10 May 2009

Science of Pleasure I

Popular understanding too easily equates utilitarianism with instrumental rationality, a relentless logic of efficiency incapable of evaluating the ends it pursues.

On the other hand, an introductory course in ethics will insist that the concept of the end, pleasure, plays a central role in the evolution of utilitarian thought. Whereas Jeremy Bentham insisted that Halo is as good as Heidegger, Bentham’s successor John Stuart Mill retorted, “Better to be Socrates dissatisfied than a pig satisfied.” On this story, Bentham thought all pleasures could be quantified and so compared, but Mill claimed that pleasures may be qualitatively different and so incomparable. For Mill, only one who has tasted the pleasures of port and the pleasures of beer can judge between them.
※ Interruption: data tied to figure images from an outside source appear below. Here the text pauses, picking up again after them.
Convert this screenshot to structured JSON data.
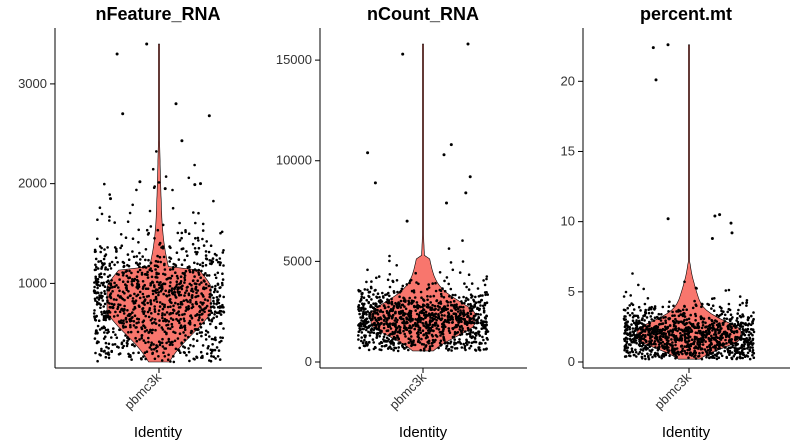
{
  "colors": {
    "violin_fill": "#F8766D",
    "points": "#000000"
  },
  "chart_data": [
    {
      "type": "violin",
      "title": "nFeature_RNA",
      "xlabel": "Identity",
      "ylabel": "",
      "categories": [
        "pbmc3k"
      ],
      "yticks": [
        1000,
        2000,
        3000
      ],
      "ytick_labels": [
        "1000",
        "2000",
        "3000"
      ],
      "ylim": [
        212,
        3420
      ],
      "summary": {
        "min": 212,
        "median": 820,
        "max": 3400
      },
      "outliers": [
        3400,
        3300,
        2800,
        2700,
        2680,
        2430,
        2020,
        2000,
        1990,
        1950,
        1850
      ]
    },
    {
      "type": "violin",
      "title": "nCount_RNA",
      "xlabel": "Identity",
      "ylabel": "",
      "categories": [
        "pbmc3k"
      ],
      "yticks": [
        0,
        5000,
        10000,
        15000
      ],
      "ytick_labels": [
        "0",
        "5000",
        "10000",
        "15000"
      ],
      "ylim": [
        0,
        15900
      ],
      "summary": {
        "min": 550,
        "median": 2100,
        "max": 15800
      },
      "outliers": [
        15800,
        15300,
        10800,
        10400,
        10300,
        9200,
        8900,
        8400,
        7900,
        7000
      ]
    },
    {
      "type": "violin",
      "title": "percent.mt",
      "xlabel": "Identity",
      "ylabel": "",
      "categories": [
        "pbmc3k"
      ],
      "yticks": [
        0,
        5,
        10,
        15,
        20
      ],
      "ytick_labels": [
        "0",
        "5",
        "10",
        "15",
        "20"
      ],
      "ylim": [
        0,
        22.8
      ],
      "summary": {
        "min": 0.2,
        "median": 1.9,
        "max": 22.6
      },
      "outliers": [
        22.6,
        22.4,
        20.1,
        10.5,
        10.4,
        10.2,
        9.9,
        9.2,
        8.8
      ]
    }
  ]
}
Still, what moral does the introductory ethics student draw from this story? I suspect that they may go further than Mill. Perhaps they conclude that there is no judging, not even within oneself, not between even comparable pleasures of beer and port. Perhaps they make every pleasure a potentially absolute pleasure relative to some potential hedonist for whom “man is the measure of all things.” And so we are delivered back into the hands of instrumental rationality, where we can no longer reason about ends, but only about means.

What would it mean to take utilitarianism seriously? That is, can we imagine paying closer attention to pleasure, to its natures? Does utilitarianism have some insight to offer us in thinking about ends?